Without a word, Jamie got to his feet and, turning away, took several steps into the bushes, stopped, and threw up.
Oh, Jesus. Oh, God. What was I thinking!
Roger felt as though he’d been holding his breath for an hour, and took a sip of air, and then another. He’d been thinking far ahead—to what he needed to say to Jamie, to explain and apologize, to ask forgiveness. He needed to do that, if he and Bree were to live here again. But he hadn’t thought at all that Jamie might not realize that Roger—and Bree, for God’s sake!—knew the intimate details of his personal Gethsemane; had known them for years.
Bloody, bloody, bloody … oh, hell …
Roger sat with his fists clenched, listening to Jamie gulp air, spit, and pant. He kept his eyes fixed on a scarlet ladybug with black spots that had lighted on his knee; it trundled to and fro over the gray homespun, curious antennae prodding the cloth. At last there was a rustling of bushes, and Jamie came back and sat down, back pressed against the sapling. Roger opened his mouth, and Jamie made a short chopping gesture with one hand.
“Don’t,” he said. His shirt was damp with sweat, wilted over his collarbones. All the evening insects had come out now; clouds of gnats floated over their heads, and the crickets had begun to chirp. A mosquito whined past Roger’s ear, but he didn’t lift a hand to swat it.
Jamie sighed and gave Roger a very direct look.
“Go on, then,” he said. “Tell me the rest.”
Roger nodded and met Jamie’s eyes.
“I knew about Randall, and what he was,” he said bluntly. “And what would happen. Not just to you—to your sister. And your father.”

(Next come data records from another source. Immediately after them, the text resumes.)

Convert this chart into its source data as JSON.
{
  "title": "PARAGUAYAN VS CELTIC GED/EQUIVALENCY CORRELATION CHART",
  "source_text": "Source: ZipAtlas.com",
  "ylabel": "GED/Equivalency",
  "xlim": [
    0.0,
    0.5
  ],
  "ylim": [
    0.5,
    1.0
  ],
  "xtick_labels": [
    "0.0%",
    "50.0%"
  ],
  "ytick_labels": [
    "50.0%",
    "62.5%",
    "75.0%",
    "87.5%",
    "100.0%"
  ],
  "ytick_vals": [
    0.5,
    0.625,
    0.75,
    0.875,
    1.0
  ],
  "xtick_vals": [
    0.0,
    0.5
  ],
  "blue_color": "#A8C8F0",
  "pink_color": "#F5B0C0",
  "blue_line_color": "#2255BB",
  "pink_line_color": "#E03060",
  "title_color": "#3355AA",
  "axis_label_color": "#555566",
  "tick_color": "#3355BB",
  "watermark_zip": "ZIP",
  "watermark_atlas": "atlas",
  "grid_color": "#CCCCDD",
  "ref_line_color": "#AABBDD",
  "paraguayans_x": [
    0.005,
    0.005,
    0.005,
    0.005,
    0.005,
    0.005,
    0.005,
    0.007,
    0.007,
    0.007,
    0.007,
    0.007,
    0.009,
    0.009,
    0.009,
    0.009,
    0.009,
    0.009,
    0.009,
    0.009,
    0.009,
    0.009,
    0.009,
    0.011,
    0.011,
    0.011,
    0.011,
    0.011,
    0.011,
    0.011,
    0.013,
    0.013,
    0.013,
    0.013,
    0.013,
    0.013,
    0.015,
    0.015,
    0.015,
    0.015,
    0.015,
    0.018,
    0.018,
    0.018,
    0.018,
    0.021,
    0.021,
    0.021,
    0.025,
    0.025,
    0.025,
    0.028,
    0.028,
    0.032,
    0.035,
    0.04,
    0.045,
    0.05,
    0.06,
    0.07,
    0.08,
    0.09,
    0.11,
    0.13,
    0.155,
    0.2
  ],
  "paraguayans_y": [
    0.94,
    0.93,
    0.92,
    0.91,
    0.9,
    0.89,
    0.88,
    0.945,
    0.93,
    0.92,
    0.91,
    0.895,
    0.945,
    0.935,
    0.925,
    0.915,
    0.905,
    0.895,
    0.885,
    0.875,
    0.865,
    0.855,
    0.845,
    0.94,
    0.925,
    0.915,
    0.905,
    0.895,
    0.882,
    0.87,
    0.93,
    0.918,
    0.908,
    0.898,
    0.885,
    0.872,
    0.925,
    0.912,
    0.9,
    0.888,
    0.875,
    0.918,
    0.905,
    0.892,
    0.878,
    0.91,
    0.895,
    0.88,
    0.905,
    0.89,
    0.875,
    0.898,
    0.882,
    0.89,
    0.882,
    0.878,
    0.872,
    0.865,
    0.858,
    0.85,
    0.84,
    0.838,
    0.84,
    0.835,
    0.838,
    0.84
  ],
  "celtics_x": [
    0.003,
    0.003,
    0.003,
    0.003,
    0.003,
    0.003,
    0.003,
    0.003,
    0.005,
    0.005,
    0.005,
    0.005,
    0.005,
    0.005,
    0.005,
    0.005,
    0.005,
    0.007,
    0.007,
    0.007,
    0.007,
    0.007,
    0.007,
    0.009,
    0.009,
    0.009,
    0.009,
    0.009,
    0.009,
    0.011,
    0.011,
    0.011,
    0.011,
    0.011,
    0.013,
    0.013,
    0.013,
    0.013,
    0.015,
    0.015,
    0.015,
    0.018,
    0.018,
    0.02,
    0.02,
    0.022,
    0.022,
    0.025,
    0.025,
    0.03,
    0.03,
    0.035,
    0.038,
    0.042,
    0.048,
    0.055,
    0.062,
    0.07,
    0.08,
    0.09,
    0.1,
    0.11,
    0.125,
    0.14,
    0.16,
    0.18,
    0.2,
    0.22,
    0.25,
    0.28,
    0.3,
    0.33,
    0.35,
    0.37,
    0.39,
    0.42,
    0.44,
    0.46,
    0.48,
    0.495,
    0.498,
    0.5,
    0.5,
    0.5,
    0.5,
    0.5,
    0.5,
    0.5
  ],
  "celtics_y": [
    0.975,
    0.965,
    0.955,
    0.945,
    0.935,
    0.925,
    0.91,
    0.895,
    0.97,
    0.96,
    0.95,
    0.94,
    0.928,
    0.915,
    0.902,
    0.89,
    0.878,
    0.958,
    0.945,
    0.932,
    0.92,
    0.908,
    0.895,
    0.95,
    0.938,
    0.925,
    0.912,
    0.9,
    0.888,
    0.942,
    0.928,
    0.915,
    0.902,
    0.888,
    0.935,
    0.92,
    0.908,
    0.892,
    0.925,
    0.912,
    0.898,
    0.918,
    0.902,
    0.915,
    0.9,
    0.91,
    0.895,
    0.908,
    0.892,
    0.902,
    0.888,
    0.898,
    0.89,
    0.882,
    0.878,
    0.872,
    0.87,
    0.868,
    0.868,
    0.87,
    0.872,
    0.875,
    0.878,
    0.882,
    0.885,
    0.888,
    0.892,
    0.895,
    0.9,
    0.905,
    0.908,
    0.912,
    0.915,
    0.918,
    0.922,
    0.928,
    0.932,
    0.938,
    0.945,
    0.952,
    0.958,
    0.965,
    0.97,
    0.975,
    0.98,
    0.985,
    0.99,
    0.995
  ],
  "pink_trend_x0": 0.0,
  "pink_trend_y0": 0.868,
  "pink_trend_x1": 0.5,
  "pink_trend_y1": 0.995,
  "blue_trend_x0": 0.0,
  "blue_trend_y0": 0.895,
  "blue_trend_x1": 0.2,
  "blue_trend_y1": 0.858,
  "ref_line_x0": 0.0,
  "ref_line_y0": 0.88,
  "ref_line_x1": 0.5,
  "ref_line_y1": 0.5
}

This time Jamie did cross himself, slowly, and whispered something in Gaelic that Roger didn’t catch, but didn’t ask to have repeated.
“I told Buck, then—just, about the—the flogging, not about—” The fingers of Jamie’s maimed hand flickered, as though about to make the chopping motion again. “About your father, and what happened to him then.”
He felt again the cold horror of that conversation. If he did nothing to stop Jack Randall, Brian Dhu Fraser would be dead within a year, dead of an apoplexy suffered while watching his son being flogged to death (as he thought) by Captain Randall. Jamie would be outlawed, wounded in body and soul, bearing the guilt of knowing that his father’s death lay upon him, knowing that he had abandoned his home and tenants to his bereaved and shattered sister. And Jenny, that lovely young girl, left completely alone, without even a brother’s protection.